Antigua Polonia, septiembre de 1941
En túmulos de escarlata
corta lutos el silencio.
MANUEL AZAÑA
Era el último día en el campamento. La División abandonaría Grozno al alba tras el desayuno y la recogida de tiendas, después de una semana de incomprensible vivaqueo. Durante la jornada los pases de visita a la ciudad fueron suspendidos y todos los hombres se dedicaron a preparar las armas pesadas, los camiones y las bestias. Les quedaban más de novecientos kilómetros de caminata. La próxima escala sería Vilna, en la antigua Lituania, a unos ciento veinte kilómetros.
—No son tantos. ¿Qué es eso para nosotros? —presumió Alberto.

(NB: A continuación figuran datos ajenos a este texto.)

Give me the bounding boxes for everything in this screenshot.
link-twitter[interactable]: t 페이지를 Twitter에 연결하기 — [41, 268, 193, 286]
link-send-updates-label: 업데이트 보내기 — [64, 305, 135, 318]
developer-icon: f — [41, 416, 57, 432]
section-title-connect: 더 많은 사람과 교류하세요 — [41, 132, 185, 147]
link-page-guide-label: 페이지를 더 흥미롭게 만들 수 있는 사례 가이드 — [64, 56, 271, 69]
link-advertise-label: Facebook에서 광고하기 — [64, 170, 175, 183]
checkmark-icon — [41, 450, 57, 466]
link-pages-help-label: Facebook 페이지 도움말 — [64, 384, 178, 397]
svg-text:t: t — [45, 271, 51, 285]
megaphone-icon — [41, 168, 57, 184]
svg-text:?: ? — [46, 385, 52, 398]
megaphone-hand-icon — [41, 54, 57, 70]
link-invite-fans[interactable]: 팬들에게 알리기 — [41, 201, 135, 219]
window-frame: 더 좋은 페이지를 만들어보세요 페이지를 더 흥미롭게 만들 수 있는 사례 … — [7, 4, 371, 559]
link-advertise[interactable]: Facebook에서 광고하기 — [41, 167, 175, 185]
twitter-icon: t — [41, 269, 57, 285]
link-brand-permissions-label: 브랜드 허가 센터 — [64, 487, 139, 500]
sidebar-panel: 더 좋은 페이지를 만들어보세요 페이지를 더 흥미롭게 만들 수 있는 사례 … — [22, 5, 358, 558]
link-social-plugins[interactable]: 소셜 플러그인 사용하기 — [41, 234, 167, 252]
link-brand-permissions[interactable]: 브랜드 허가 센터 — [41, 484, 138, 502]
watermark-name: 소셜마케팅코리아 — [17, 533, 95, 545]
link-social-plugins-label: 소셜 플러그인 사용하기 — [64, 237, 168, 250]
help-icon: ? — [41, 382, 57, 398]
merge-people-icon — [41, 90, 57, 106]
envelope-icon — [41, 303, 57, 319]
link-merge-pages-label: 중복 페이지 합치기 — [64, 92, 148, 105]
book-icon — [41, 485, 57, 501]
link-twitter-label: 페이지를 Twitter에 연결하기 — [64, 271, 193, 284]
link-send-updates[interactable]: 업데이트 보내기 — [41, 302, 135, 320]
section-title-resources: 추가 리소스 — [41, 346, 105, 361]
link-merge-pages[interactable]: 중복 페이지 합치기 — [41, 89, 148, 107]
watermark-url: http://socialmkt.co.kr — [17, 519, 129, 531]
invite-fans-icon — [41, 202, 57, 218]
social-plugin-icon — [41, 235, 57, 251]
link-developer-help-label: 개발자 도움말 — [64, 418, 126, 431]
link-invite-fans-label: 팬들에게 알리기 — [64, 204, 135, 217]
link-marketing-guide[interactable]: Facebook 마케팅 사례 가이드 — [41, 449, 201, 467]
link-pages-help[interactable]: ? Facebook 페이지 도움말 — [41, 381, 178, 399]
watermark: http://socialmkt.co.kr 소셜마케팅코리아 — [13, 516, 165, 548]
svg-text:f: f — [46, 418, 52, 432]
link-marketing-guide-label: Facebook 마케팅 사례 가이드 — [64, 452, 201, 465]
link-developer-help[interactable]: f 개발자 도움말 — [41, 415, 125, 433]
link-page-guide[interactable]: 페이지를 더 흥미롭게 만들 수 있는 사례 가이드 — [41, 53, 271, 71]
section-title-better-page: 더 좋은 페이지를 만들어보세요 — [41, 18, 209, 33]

Carlos y sus compañeros habían tenido que escuchar la admonición del capitán de la compañía y fueron sancionados a no salir del recinto. La carta del capitán de las SS no fue la única que recibió el regimiento. Otras se unieron a la que el comandante general de la plaza envió al general Muñoz Grandes, en las que se censuraba el comportamiento inadecuado de los divisionarios y se pedía más disciplina. Pero la preocupación del grupo castigado no estaba en ellos mismos. Faltaba Antonio. Carlos solicitó hablar con el capitán al día siguiente y le pidió que le permitiera volver al gueto en busca del ausente.
—¿Crees que somos niñeras? ¿Exponer a más soldados a la posibilidad de desaparecer también?
—Conocemos el lugar donde nos dejó, mi capitán, aquella taberna.
—¿Y los permisos para entrar en el gueto? ¿Olvidas que os colasteis? ¿Más problemas con los alemanes? —El capitán estaba realmente enfadado—. Olvídalo, soldado. Tendrá que valerse por sí mismo. Si tuvo cojones para unas cosas debe tenerlos para encontrar el camino de vuelta.
—El capitán tiene razón —dijo Alberto, más tarde.
—Si fueras tú el desaparecido, ¿no te gustaría que fuéramos en tu busca?
—Yo nunca me salgo de madre.
Carlos miró a sus tres compañeros. Uno de ellos era su asesino. ¿Cómo descubrirlo?
El silencio se adueñó del campamento aunque pocos dormían en la excitación de la inminente reanudación en la marcha. En la madrugada primera se oyeron disparos, que alertaron y agitaron a los hombres. ¿Partisanos otra vez? Carlos salió de la tienda. Se veían sombras moviéndose entre luces de linternas hacia la entrada del campamento. Corrió hacia allá. Varios hombres transportaban un cuerpo hacia la enfermería. Les siguió y logró hacerse sitio entre los mirones.
—Está muerto —dijo el capitán médico—. ¿Cómo ha ocurrido?
—El centinela le dio el alto y le pidió la contraseña. Dice que daba gritos, que no le entendía. Le disparó.
—Bueno. Llamad a su capitán para que disponga su entierro.
Carlos miró el cadáver de Antonio. No se sintió especialmente afectado porque era indudable que pronto habría muchos más, quizás él. Su amigo no había muerto en combate pero quiso creer que gozó de la belleza y del amor, lo que pocos de la División llegarían a conquistar.